You don’t want to just jump into these things, because we can make data wrong in different ways. Instead I think the first step on this journey is recognizing, okay read committed, let’s us return incorrect data. And read uncommitted is even worse. Like even more garbage.

The first question when you look at your applications is…

How much truthiness is required? And I use the word truthiness with more seriousness than I would think here, but it’s because for some applications, I have actually had this CTO of the company say, “Oh, the data actually doesn’t have to be right for this. “No, I will sign some paper that says for here “if the data is wrong, it is totally fine, “we do not guarantee to our customers “that the data is right at all, “this just something to put on the screen “to make them happy, even though it could be wrong.” Now that’s fairly rare, but it happens sometimes. So what you want to know is, for this application, how important is it that the data is correct, because we have a lot of applications and we can’t just generally go changing the isolation levels on all of them, we want to work with the most critical ones first.

We also want to know when the data’s modified and is it read while it’s modified. Some applications only have modifications done in a window when nobody’s reading the data. Those are fewer and fewer. Used to, that used to be more common when people didn’t access websites 24 hours a day, but we do still have some of those applications. And all the problems that I’ve been showing you have to do with data that’s being modified while it’s being read.
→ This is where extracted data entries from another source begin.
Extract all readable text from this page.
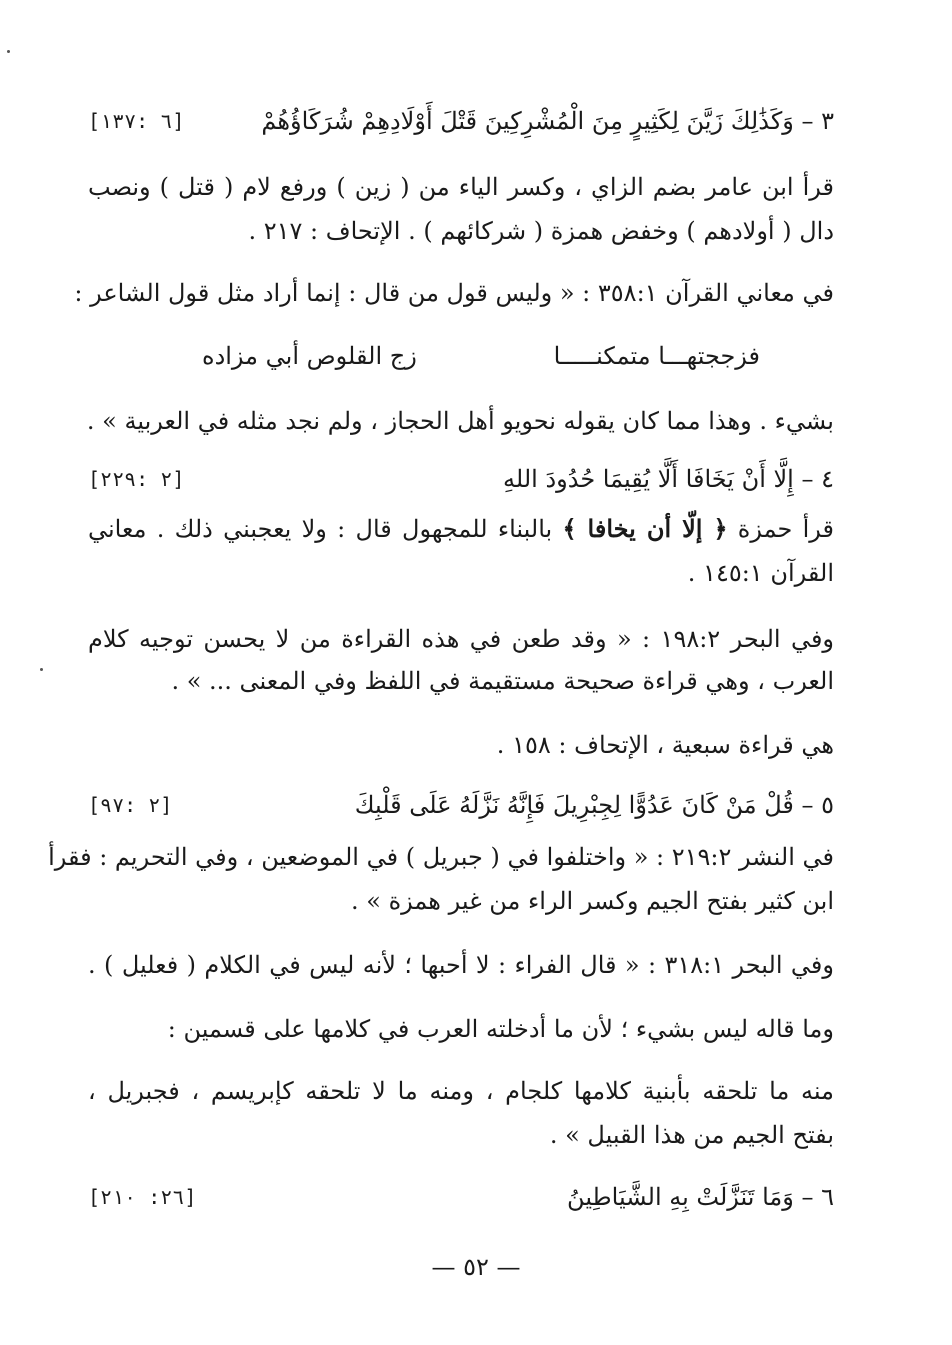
٣ – وَكَذَٰلِكَ زَيَّنَ لِكَثِيرٍ مِنَ الْمُشْرِكِينَ قَتْلَ أَوْلَادِهِمْ شُرَكَاؤُهُمْ
[٦ :١٣٧]
قرأ ابن عامر بضم الزاي ، وكسر الياء من ( زين ) ورفع لام ( قتل ) ونصب
دال ( أولادهم ) وخفض همزة ( شركائهم ) . الإتحاف : ٢١٧ .
في معاني القرآن ٣٥٨:١ : « وليس قول من قال : إنما أراد مثل قول الشاعر :
فزججتهـــا متمكنـــــا
زج القلوص أبي مزاده
بشيء . وهذا مما كان يقوله نحويو أهل الحجاز ، ولم نجد مثله في العربية » .
٤ – إِلَّا أَنْ يَخَافَا أَلَّا يُقِيمَا حُدُودَ اللهِ
[٢ :٢٢٩]
قرأ حمزة ﴿ إلّا أن يخافا ﴾ بالبناء للمجهول قال : ولا يعجبني ذلك . معاني
القرآن ١٤٥:١ .
وفي البحر ١٩٨:٢ : « وقد طعن في هذه القراءة من لا يحسن توجيه كلام
العرب ، وهي قراءة صحيحة مستقيمة في اللفظ وفي المعنى ... » .
هي قراءة سبعية ، الإتحاف : ١٥٨ .
٥ – قُلْ مَنْ كَانَ عَدُوًّا لِجِبْرِيلَ فَإِنَّهُ نَزَّلَهُ عَلَى قَلْبِكَ
[٢ :٩٧]
في النشر ٢١٩:٢ : « واختلفوا في ( جبريل ) في الموضعين ، وفي التحريم : فقرأ
ابن كثير بفتح الجيم وكسر الراء من غير همزة » .
وفي البحر ٣١٨:١ : « قال الفراء : لا أحبها ؛ لأنه ليس في الكلام ( فعليل ) .
وما قاله ليس بشيء ؛ لأن ما أدخلته العرب في كلامها على قسمين :
منه ما تلحقه بأبنية كلامها كلجام ، ومنه ما لا تلحقه كإبريسم ، فجبريل ،
بفتح الجيم من هذا القبيل » .
٦ – وَمَا تَنَزَّلَتْ بِهِ الشَّيَاطِينُ
[٢٦: ٢١٠]
— ٥٢ —
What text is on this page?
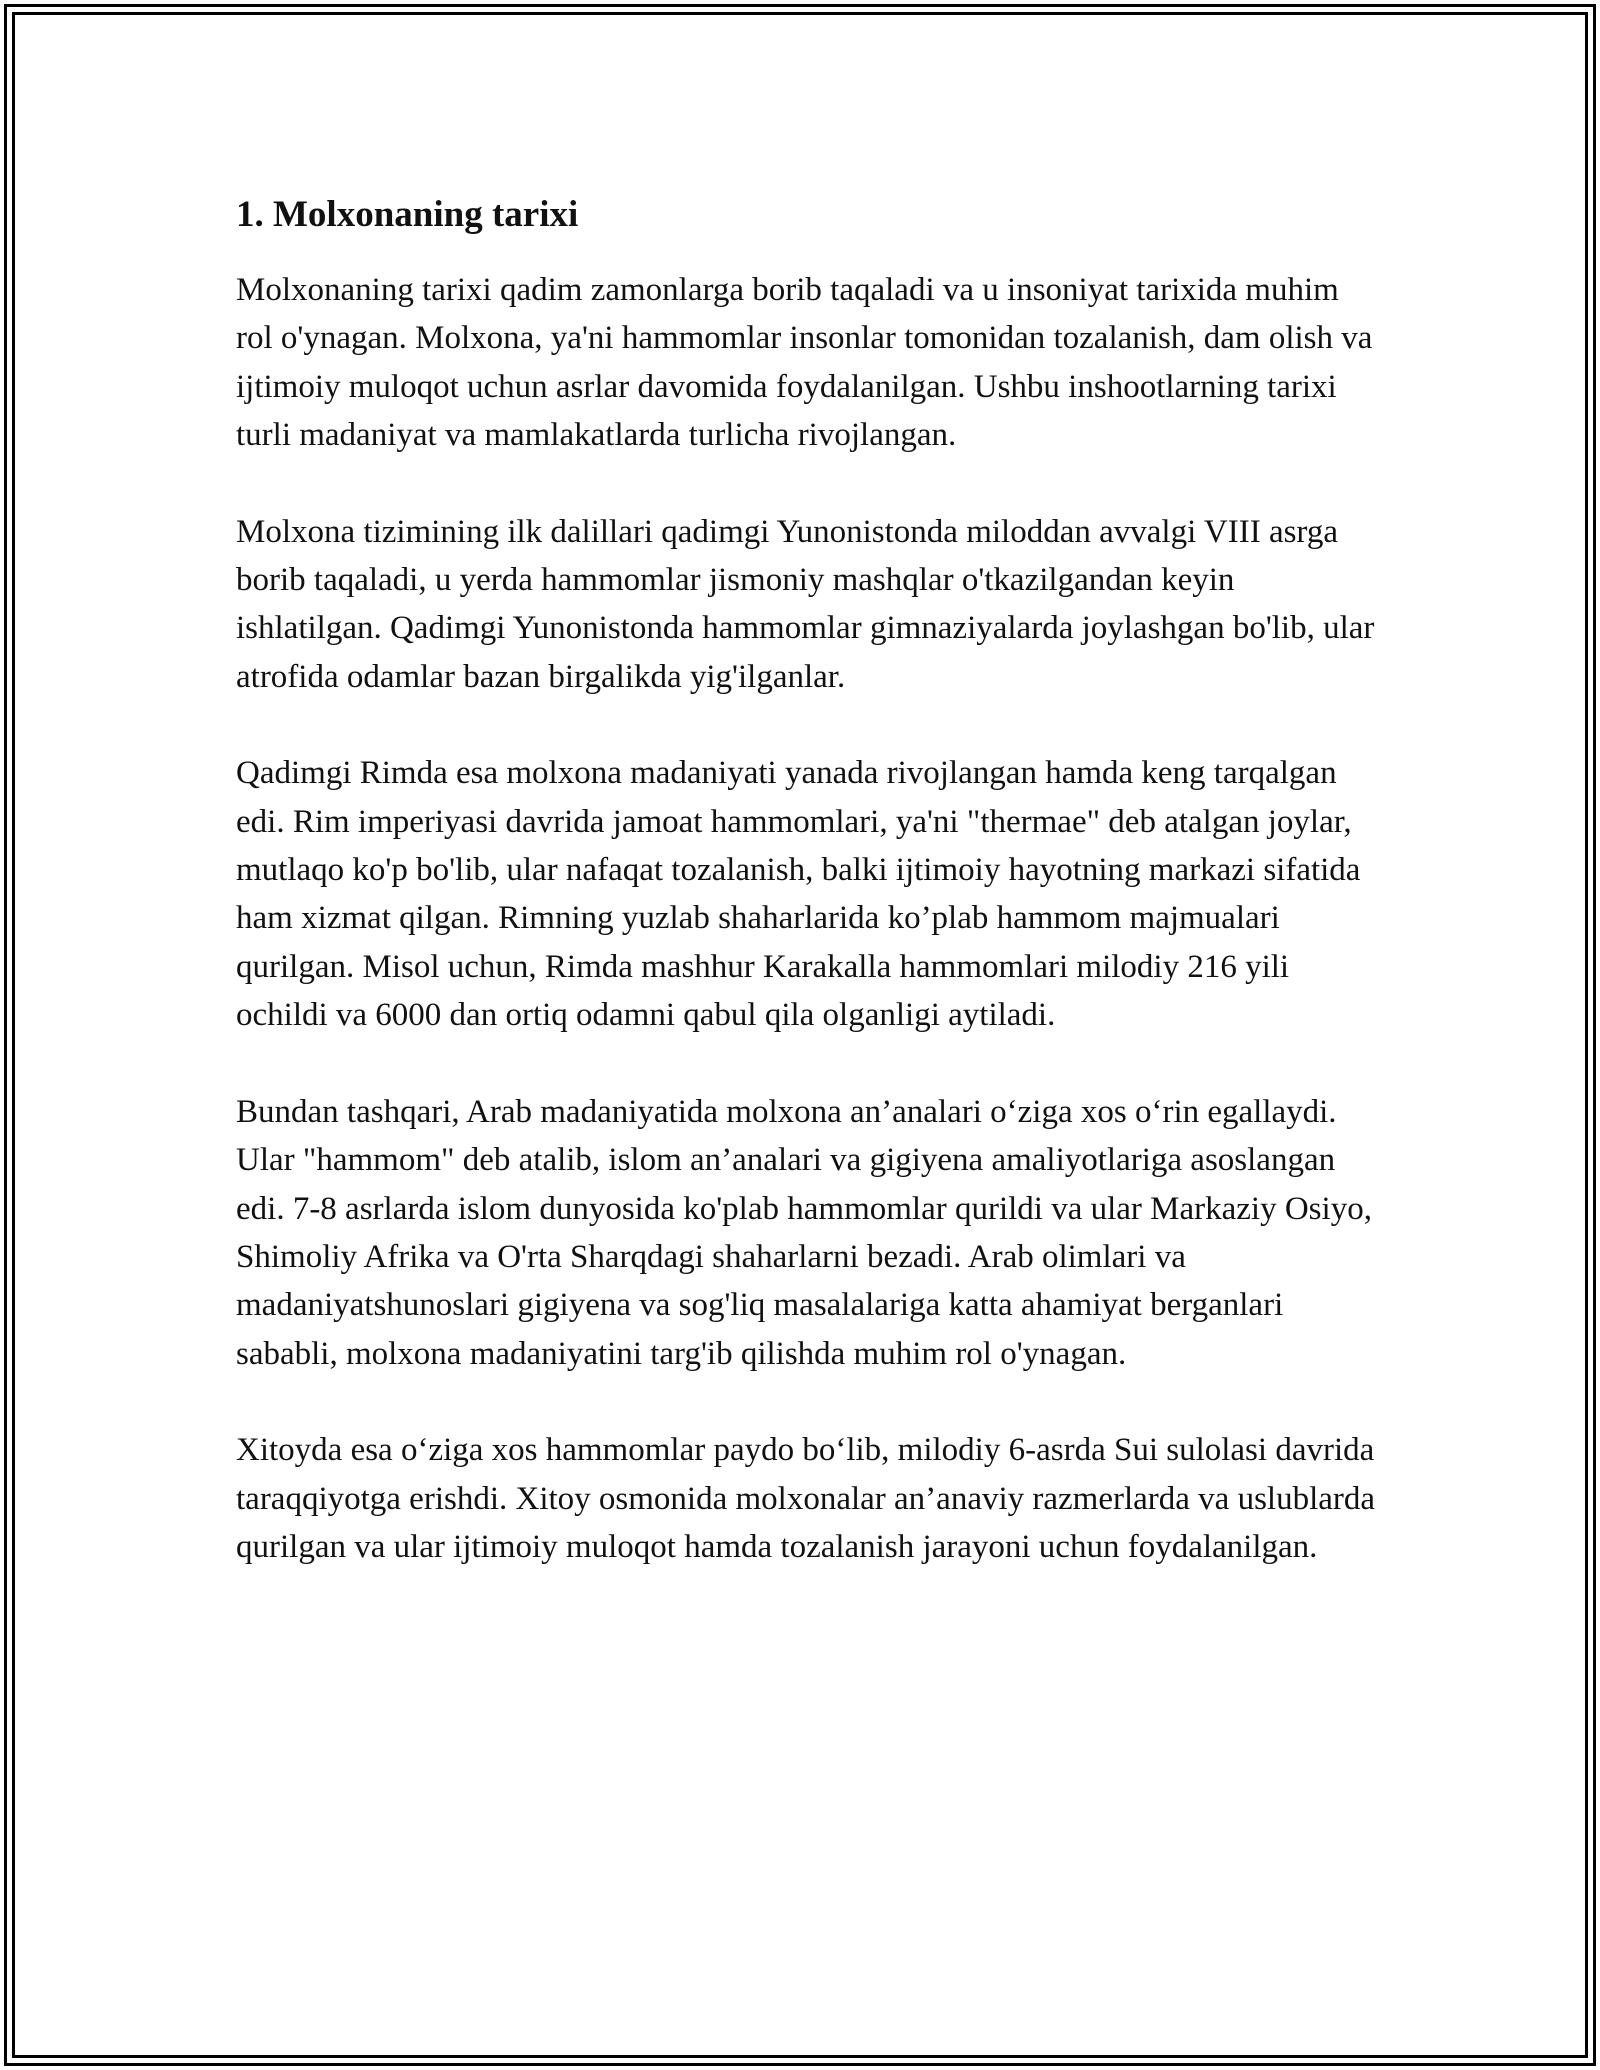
1. Molxonaning tarixi

Molxonaning tarixi qadim zamonlarga borib taqaladi va u insoniyat tarixida muhim rol o'ynagan. Molxona, ya'ni hammomlar insonlar tomonidan tozalanish, dam olish va ijtimoiy muloqot uchun asrlar davomida foydalanilgan. Ushbu inshootlarning tarixi turli madaniyat va mamlakatlarda turlicha rivojlangan.

Molxona tizimining ilk dalillari qadimgi Yunonistonda miloddan avvalgi VIII asrga borib taqaladi, u yerda hammomlar jismoniy mashqlar o'tkazilgandan keyin ishlatilgan. Qadimgi Yunonistonda hammomlar gimnaziyalarda joylashgan bo'lib, ular atrofida odamlar bazan birgalikda yig'ilganlar.

Qadimgi Rimda esa molxona madaniyati yanada rivojlangan hamda keng tarqalgan edi. Rim imperiyasi davrida jamoat hammomlari, ya'ni "thermae" deb atalgan joylar, mutlaqo ko'p bo'lib, ular nafaqat tozalanish, balki ijtimoiy hayotning markazi sifatida ham xizmat qilgan. Rimning yuzlab shaharlarida ko’plab hammom majmualari qurilgan. Misol uchun, Rimda mashhur Karakalla hammomlari milodiy 216 yili ochildi va 6000 dan ortiq odamni qabul qila olganligi aytiladi.

Bundan tashqari, Arab madaniyatida molxona an’analari o‘ziga xos o‘rin egallaydi. Ular "hammom" deb atalib, islom an’analari va gigiyena amaliyotlariga asoslangan edi. 7-8 asrlarda islom dunyosida ko'plab hammomlar qurildi va ular Markaziy Osiyo, Shimoliy Afrika va O'rta Sharqdagi shaharlarni bezadi. Arab olimlari va madaniyatshunoslari gigiyena va sog'liq masalalariga katta ahamiyat berganlari sababli, molxona madaniyatini targ'ib qilishda muhim rol o'ynagan.

Xitoyda esa o‘ziga xos hammomlar paydo bo‘lib, milodiy 6-asrda Sui sulolasi davrida taraqqiyotga erishdi. Xitoy osmonida molxonalar an’anaviy razmerlarda va uslublarda qurilgan va ular ijtimoiy muloqot hamda tozalanish jarayoni uchun foydalanilgan.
So some apps you can rule out, just ‘cause they aren’t going to have the problems. They are fewer and fewer.

And then research. What isolation levels are you currently using? This can take some digging around because, there may be a lot of NOLOCK hints in there. You may be using a lot a read uncommitted. There may be apps that are using serializable and it wasn’t clear to you. You can find this in the dynamic management views of the database, looking at connections. It’s a little tricky, because I can see: what is the connection setting its isolation level to– but of course we can use hints in our code. I can set my isolation level when I access specific tables using hints, so I have to look at multiple levels, look in the code itself often to figure out what isolation levels I’m currently using. Then, it’s time to prioritize.

Okay, if I’m using read committed, and I’m using read uncommitted and we’ve never thought about this before, we’re going to look at our most critical application, we’re going to figure out our data modification patterns and we’re going to start planning a change to figure out how to make sure that we are getting correct data to our users.